## Wednesday, November 23, 2011

### A moment's reflection

Another conceptual understanding problem

I gave my algebra students a pretty little problem involving the graphs of functions and their inverses. The prompt was fairly simple:
The graph of y = f(x) is shown in the figure. Use the graph to find the following function values and then sketch the graph of the inverse function y = f −1(x) on the same coordinate grid.
The student was asked to find the values of f(−3), f(1), f −1(2), and f −1(10). As you can see from the graph, I conveniently provided my students with several points highlighted on the graph. If one examines the point on the function curve where x = −3, it is fairly easy to discern that y must be 2. Hence f(−3) = 2. Similarly, f(1) = 10. It's elementary graph reading.

After reading the initial two function values, I expected my students to discover the method in my madness, noting that I'm asking them to figure out the value of the inverse function for the input values 2 and 10, which were the initial output. Since the inverse function, by definition, maps in the direction opposite that of the original function, it immediately follows that f −1(2) = −3 and f −1(10) = 1. What could be simpler?

Apparently, lots of things. Some of my students were quite irked:

“You didn't give us the function.”

“On the contrary. I certainly did. Its graph is right there before you.”

“No, I mean, you didn't give us the formula. We can't figure out the inverse function without the formula.”

“Leave that for a moment. Can you do the first part of the problem? Can you find the value of the original function at x = −3 and x = 1?”

“No, I already told you: You didn't give us a formula to plug into.”

“I recommend you try looking at the graph a little longer.”

In a few variations on the above theme, the querulous student suddenly lit up and rushed back to his or her desk to fill in the answers. In other cases, the student instead sat down, head shaking, and appeared to be muttering sotto voce imprecations at the instructor's expense.

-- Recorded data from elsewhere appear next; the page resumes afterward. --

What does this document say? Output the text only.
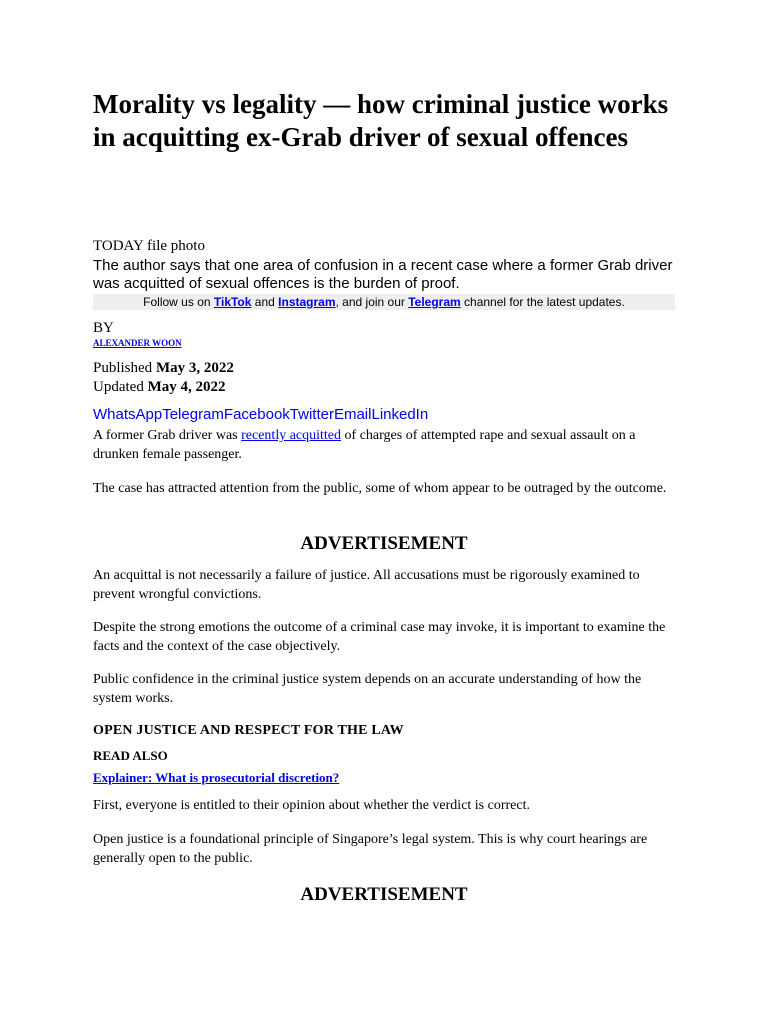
Morality vs legality — how criminal justice works in acquitting ex-Grab driver of sexual offences
TODAY file photo
The author says that one area of confusion in a recent case where a former Grab driver was acquitted of sexual offences is the burden of proof.
Follow us on TikTok and Instagram, and join our Telegram channel for the latest updates.
BY
ALEXANDER WOON
Published May 3, 2022
Updated May 4, 2022
WhatsAppTelegramFacebookTwitterEmailLinkedIn
A former Grab driver was recently acquitted of charges of attempted rape and sexual assault on a drunken female passenger.
The case has attracted attention from the public, some of whom appear to be outraged by the outcome.
ADVERTISEMENT
An acquittal is not necessarily a failure of justice. All accusations must be rigorously examined to prevent wrongful convictions.
Despite the strong emotions the outcome of a criminal case may invoke, it is important to examine the facts and the context of the case objectively.
Public confidence in the criminal justice system depends on an accurate understanding of how the system works.
OPEN JUSTICE AND RESPECT FOR THE LAW
READ ALSO
Explainer: What is prosecutorial discretion?
First, everyone is entitled to their opinion about whether the verdict is correct.
Open justice is a foundational principle of Singapore’s legal system. This is why court hearings are generally open to the public.
ADVERTISEMENT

Later, of course, when the exams were returned, I demonstrated what I had expected them to do. Since most of them had memorized the procedure for computing an inverse function—switch x and y in the formula y = f(x) and solve for y—they should have realized that the presence of the point (1, 10) on the graph of the original function implies the presence of (10, 1) on the graph of the inverse. Previously perplexed students rolled their eyes: “Oh, is that all? Why didn't you say so?”

I thought I did.

João Paulo said...

Did you take a course on creative writing, or rather, creative examining? Surely you're surprising a lot of people with this year's problems. First, you threw them a curve, and now you ask for an inverse function without the formula.
I suppose it is the price to pay if you want a famous novel writer to teach you some math... Kathie said...

LOL, JP!

Zeno said...

This, JP, is exactly what my students say! ;-) Kathie said...

If I'm not mistaken, aren't inverse functions of the form y=f(x) mirror simply images reflecting across the y=x axis of their respective originals? Exceptions? Of I have forgotten more than I ever knew? Kathie said...

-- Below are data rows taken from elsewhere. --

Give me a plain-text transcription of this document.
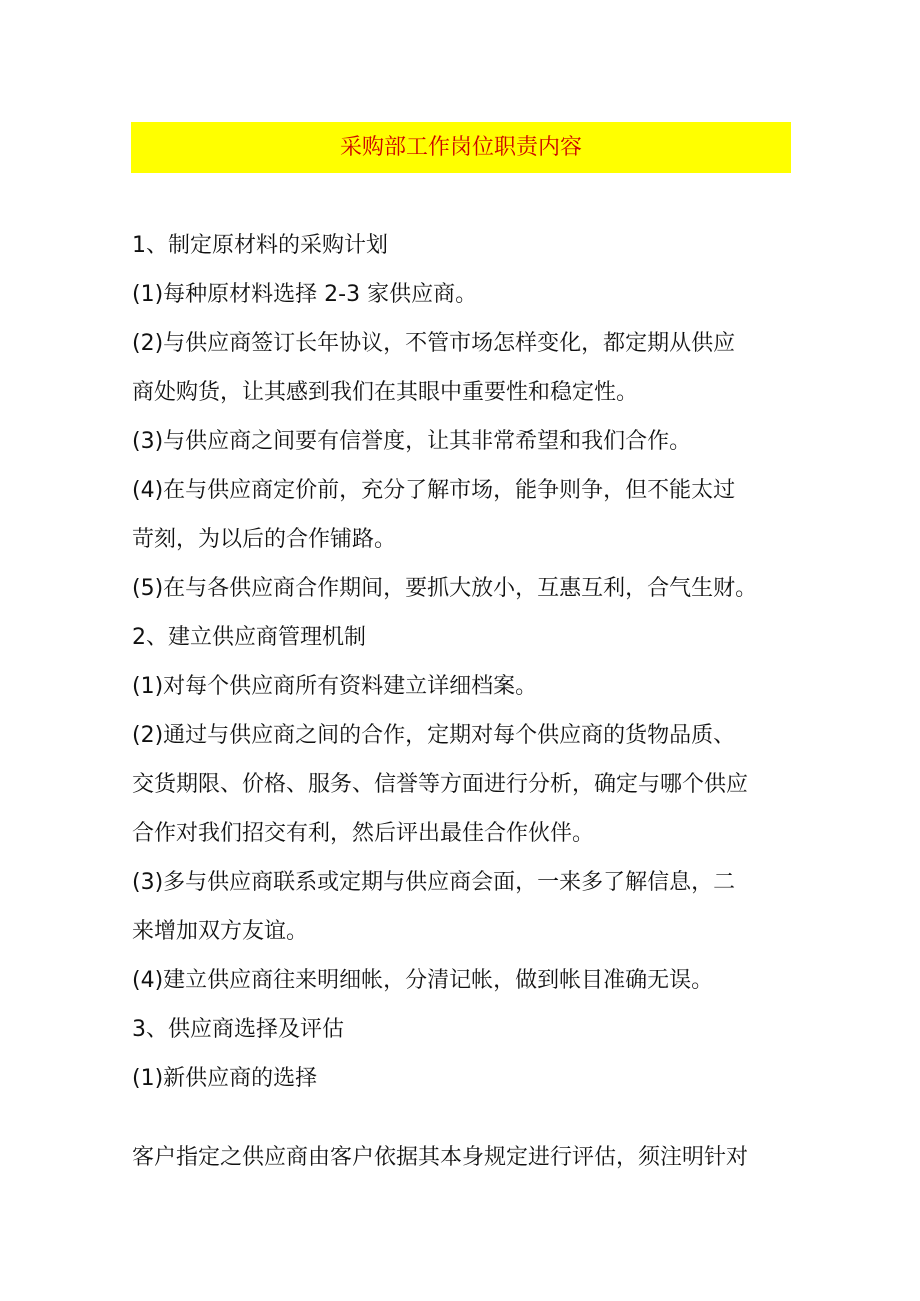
采购部工作岗位职责内容
1、制定原材料的采购计划
(1)每种原材料选择 2-3 家供应商。
(2)与供应商签订长年协议，不管市场怎样变化，都定期从供应
商处购货，让其感到我们在其眼中重要性和稳定性。
(3)与供应商之间要有信誉度，让其非常希望和我们合作。
(4)在与供应商定价前，充分了解市场，能争则争，但不能太过
苛刻，为以后的合作铺路。
(5)在与各供应商合作期间，要抓大放小，互惠互利，合气生财。
2、建立供应商管理机制
(1)对每个供应商所有资料建立详细档案。
(2)通过与供应商之间的合作，定期对每个供应商的货物品质、
交货期限、价格、服务、信誉等方面进行分析，确定与哪个供应
合作对我们招交有利，然后评出最佳合作伙伴。
(3)多与供应商联系或定期与供应商会面，一来多了解信息，二
来增加双方友谊。
(4)建立供应商往来明细帐，分清记帐，做到帐目准确无误。
3、供应商选择及评估
(1)新供应商的选择
客户指定之供应商由客户依据其本身规定进行评估，须注明针对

Uh, I meant inverses of y=f(x), i.e., y = f[−1](x) -- with "-1" in superscript. Or am I just digging myself a deeper hole here?

Jens Knudsen (Sili) said...

Thank you.

I'm gonna steal this for my next homework assignment. (I've actually focused of the image rather than the algebra, so hopefully it won't be as bad for them.)

Zeno said...

Yes, Kathie, I understood you. A mirror reflection is exactly right, as long as y = x is your mirror. Kathie said...

Thanks, Zee. Maybe I haven't entirely lost my mind after all -- at least not yet ;-)